None of these mean LLM-as-judge is unusable. They mean an uncontrolled judge is unreliable, and a controlled one is a powerful tool.
Pointwise Versus Pairwise
There are two ways to ask a judge to evaluate.
Pointwise (absolute): "Score this output from 0 to 5 on the rubric." Easy to aggregate, scales linearly with your eval set, but drifts and clumps. Best for tracking an absolute quality bar over time.
Pairwise (relative): "Here are two outputs for the same input. Which better satisfies the rubric, A or B?" More reliable, because choosing is easier and more stable than grading. The cost is more comparisons and the need to control position bias. Best when you are deciding which of two prompt versions to keep.
A practical rule: use pointwise to watch your absolute quality over many versions, and switch to pairwise when you need a confident verdict between two specific candidates. For the highest-stakes pairwise calls, ask the judge twice with the order flipped and only count the result if it agrees with itself.
A Reliable Pairwise Judge Prompt
Validate the Judge Before You Trust It
Here is the step almost everyone skips: check that your judge agrees with a human. Before you let a judge make decisions for you, hand-score ten to fifteen cases yourself, then have the judge score the same cases. Compare. If the judge mostly agrees with you, you can trust it on the rest of the set. If it disagrees often, your rubric is too vague or the judge needs a stronger prompt. Fix that first.

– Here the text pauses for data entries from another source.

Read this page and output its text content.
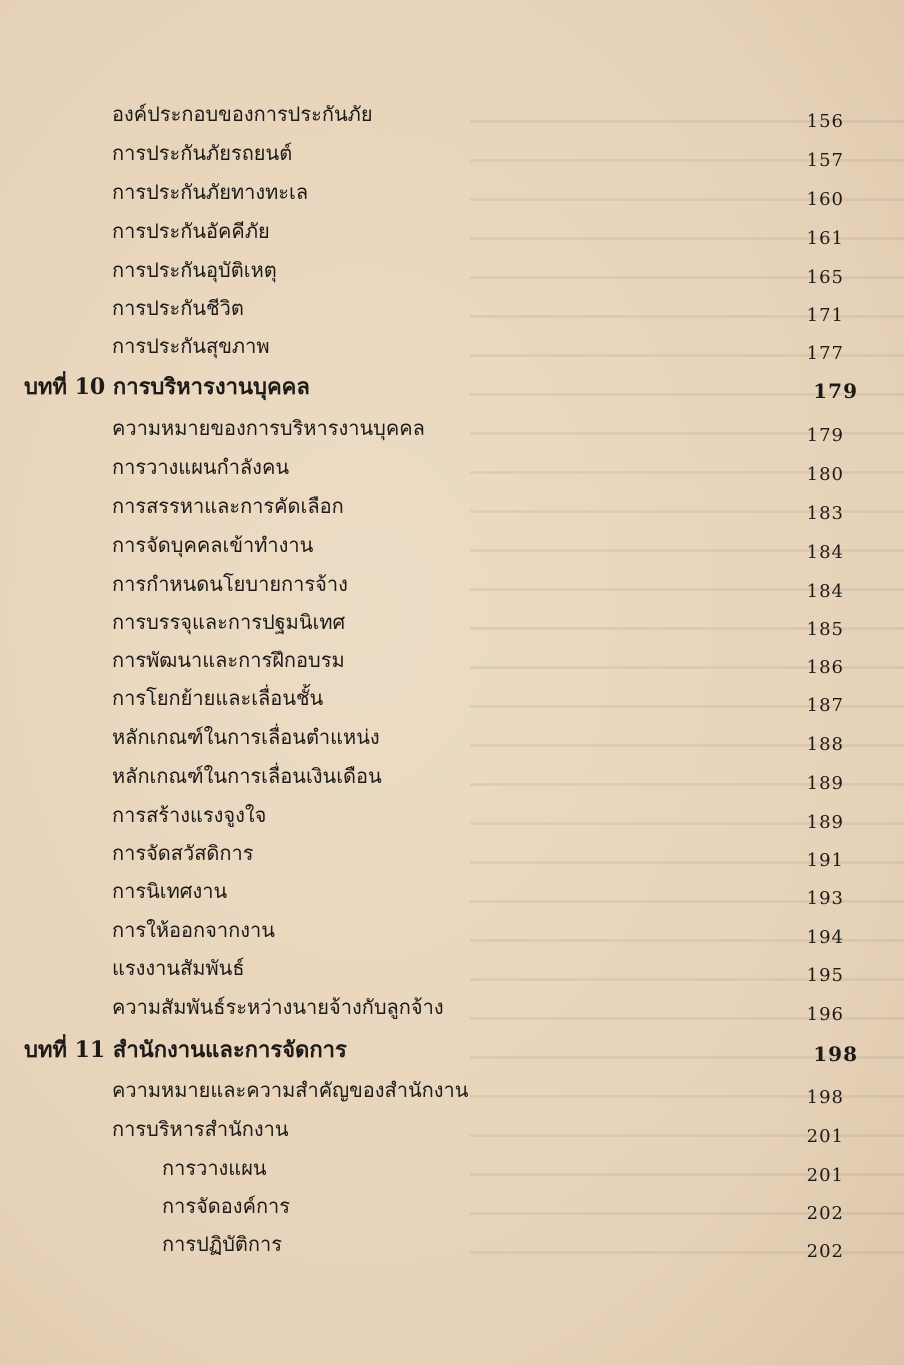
องค์ประกอบของการประกันภัย	156
การประกันภัยรถยนต์	157
การประกันภัยทางทะเล	160
การประกันอัคคีภัย	161
การประกันอุบัติเหตุ	165
การประกันชีวิต	171
การประกันสุขภาพ	177
บทที่ 10 การบริหารงานบุคคล	179
ความหมายของการบริหารงานบุคคล	179
การวางแผนกำลังคน	180
การสรรหาและการคัดเลือก	183
การจัดบุคคลเข้าทำงาน	184
การกำหนดนโยบายการจ้าง	184
การบรรจุและการปฐมนิเทศ	185
การพัฒนาและการฝึกอบรม	186
การโยกย้ายและเลื่อนชั้น	187
หลักเกณฑ์ในการเลื่อนตำแหน่ง	188
หลักเกณฑ์ในการเลื่อนเงินเดือน	189
การสร้างแรงจูงใจ	189
การจัดสวัสดิการ	191
การนิเทศงาน	193
การให้ออกจากงาน	194
แรงงานสัมพันธ์	195
ความสัมพันธ์ระหว่างนายจ้างกับลูกจ้าง	196
บทที่ 11 สำนักงานและการจัดการ	198
ความหมายและความสำคัญของสำนักงาน	198
การบริหารสำนักงาน	201
การวางแผน	201
การจัดองค์การ	202
การปฏิบัติการ	202
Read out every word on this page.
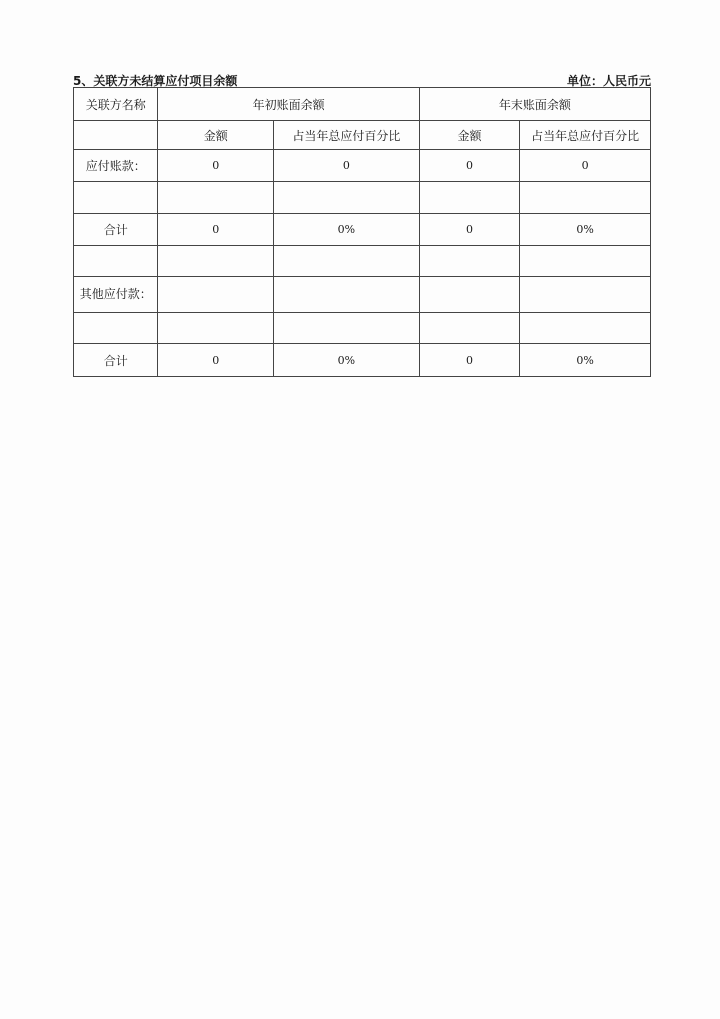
5、关联方未结算应付项目余额	单位：人民币元
关联方名称	年初账面余额		年末账面余额	
	金额	占当年总应付百分比	金额	占当年总应付百分比
应付账款：	0	0	0	0

合计	0	0%	0	0%

其他应付款：				

合计	0	0%	0	0%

This calibration step is what separates a real eval from a number that merely looks rigorous. A judge you have not validated is just another guess wearing a lab coat.
Key Takeaways
- LLM-as-judge automates rubric scoring so you can run full evals on every change.
- Reuse your rubric as the judge's instructions and ask for a one-line justification.
- Control the known biases: position (swap order), verbosity (penalize padding), self-preference (cross-family judge), and lenient drift (prefer pairwise, re-run for stability).
- Use pointwise to track absolute quality over time and pairwise to decide between two candidates.
- Always validate the judge against your own hand-scoring before trusting it.